Enfin l'ensemble passe par une enceinte (que vous appelleriez FOUR) dans laquelle, même si la température est la même que celle du milieu ambiant, la viande se réchauffe en provoquant l'agitation moléculaire de ses tissus due à des variations du champ gravitationnel à très haute fréquence (60 millions de mégacycles par seconde : 6.1013 Mc/sec). (note 1) .

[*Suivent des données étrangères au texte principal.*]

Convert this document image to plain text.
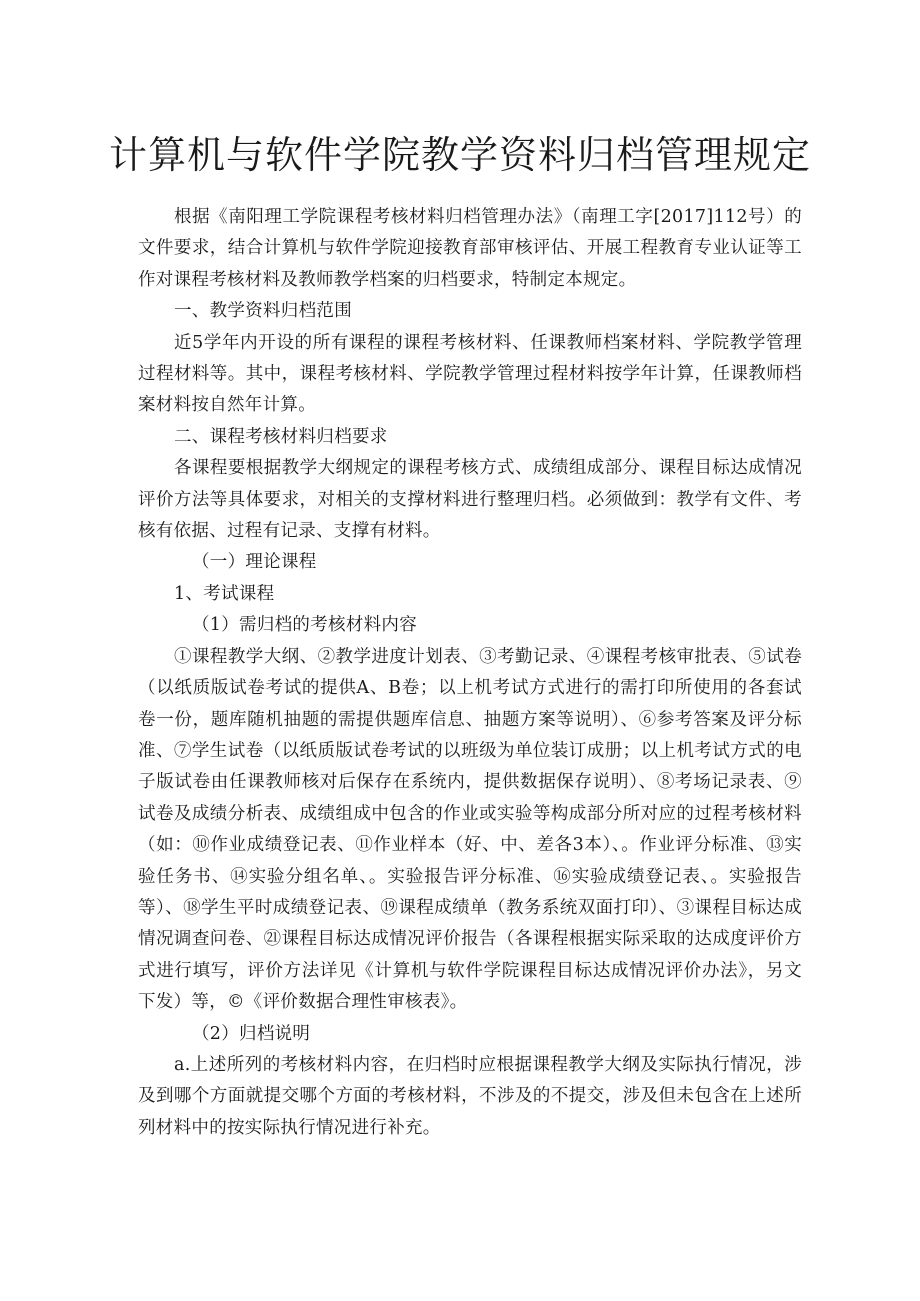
计算机与软件学院教学资料归档管理规定

根据《南阳理工学院课程考核材料归档管理办法》（南理工字[2017]112号）的文件要求，结合计算机与软件学院迎接教育部审核评估、开展工程教育专业认证等工作对课程考核材料及教师教学档案的归档要求，特制定本规定。

一、教学资料归档范围

近5学年内开设的所有课程的课程考核材料、任课教师档案材料、学院教学管理过程材料等。其中，课程考核材料、学院教学管理过程材料按学年计算，任课教师档案材料按自然年计算。

二、课程考核材料归档要求

各课程要根据教学大纲规定的课程考核方式、成绩组成部分、课程目标达成情况评价方法等具体要求，对相关的支撑材料进行整理归档。必须做到：教学有文件、考核有依据、过程有记录、支撑有材料。

（一）理论课程

1、考试课程

（1）需归档的考核材料内容

①课程教学大纲、②教学进度计划表、③考勤记录、④课程考核审批表、⑤试卷（以纸质版试卷考试的提供A、B卷；以上机考试方式进行的需打印所使用的各套试卷一份，题库随机抽题的需提供题库信息、抽题方案等说明）、⑥参考答案及评分标准、⑦学生试卷（以纸质版试卷考试的以班级为单位装订成册；以上机考试方式的电子版试卷由任课教师核对后保存在系统内，提供数据保存说明）、⑧考场记录表、⑨试卷及成绩分析表、成绩组成中包含的作业或实验等构成部分所对应的过程考核材料（如：⑩作业成绩登记表、⑪作业样本（好、中、差各3本）、。作业评分标准、⑬实验任务书、⑭实验分组名单、。实验报告评分标准、⑯实验成绩登记表、。实验报告等）、⑱学生平时成绩登记表、⑲课程成绩单（教务系统双面打印）、③课程目标达成情况调查问卷、㉑课程目标达成情况评价报告（各课程根据实际采取的达成度评价方式进行填写，评价方法详见《计算机与软件学院课程目标达成情况评价办法》，另文下发）等，©《评价数据合理性审核表》。

（2）归档说明

a.上述所列的考核材料内容，在归档时应根据课程教学大纲及实际执行情况，涉及到哪个方面就提交哪个方面的考核材料，不涉及的不提交，涉及但未包含在上述所列材料中的按实际执行情况进行补充。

(Note 1) Observez que le réchauffement des aliments n'est pas réalisé par induction électromagnétique de haute fréquence. Nous avons abandonné un tel système depuis très longtemps car les températures atteintes au sein de l'aliment étaient très difficiles à contrôler en étant fonction de la composition chimique des tissus cellulaires.
Cependant, nous continuons à utiliser dans les repas réalisés dans la nature, le très ancien procédé qui consiste à griller les aliments par simple combustion, en milieu "oxygène" (flamme normale dans l'air).
Les hautes fréquences de type gravitationnel sont beaucoup moins énergétiques que celles de type électromagnétiques, malgré qu'elles soient renforcées par un effet "d'auto-résonnance" gravitationnelle. C'est seulement pour cette raison qu'elles sont utilisées pour ces petites applications domestiques et pour les communications.

Le GEE (mari) a déjà terminé sa préparation. Pendant ce temps, ses parents et le plus jeune fils se sont de nouveau habillés avec d'autres voyantes EEWEE (TUNIQUES CIRCULAIRES) de riches couleurs (ceux qu'ils ont eux-mêmes utilisé antérieurement ont été jetés dans le l'IMAAUIII (espèce de bouche d'égout) et décomposés par l'action des acides et désintégrés ensuite comme ordures, pour être enfin converties en Hydrogène libre. Nos vêtements ne sont presque jamais utilisés plusieurs fois et lavés. Ils sont fabriqués quelques UIW avant leur utilisation dans la XAABII même (MAISON). Nous ne "connaissons" pas les tissus.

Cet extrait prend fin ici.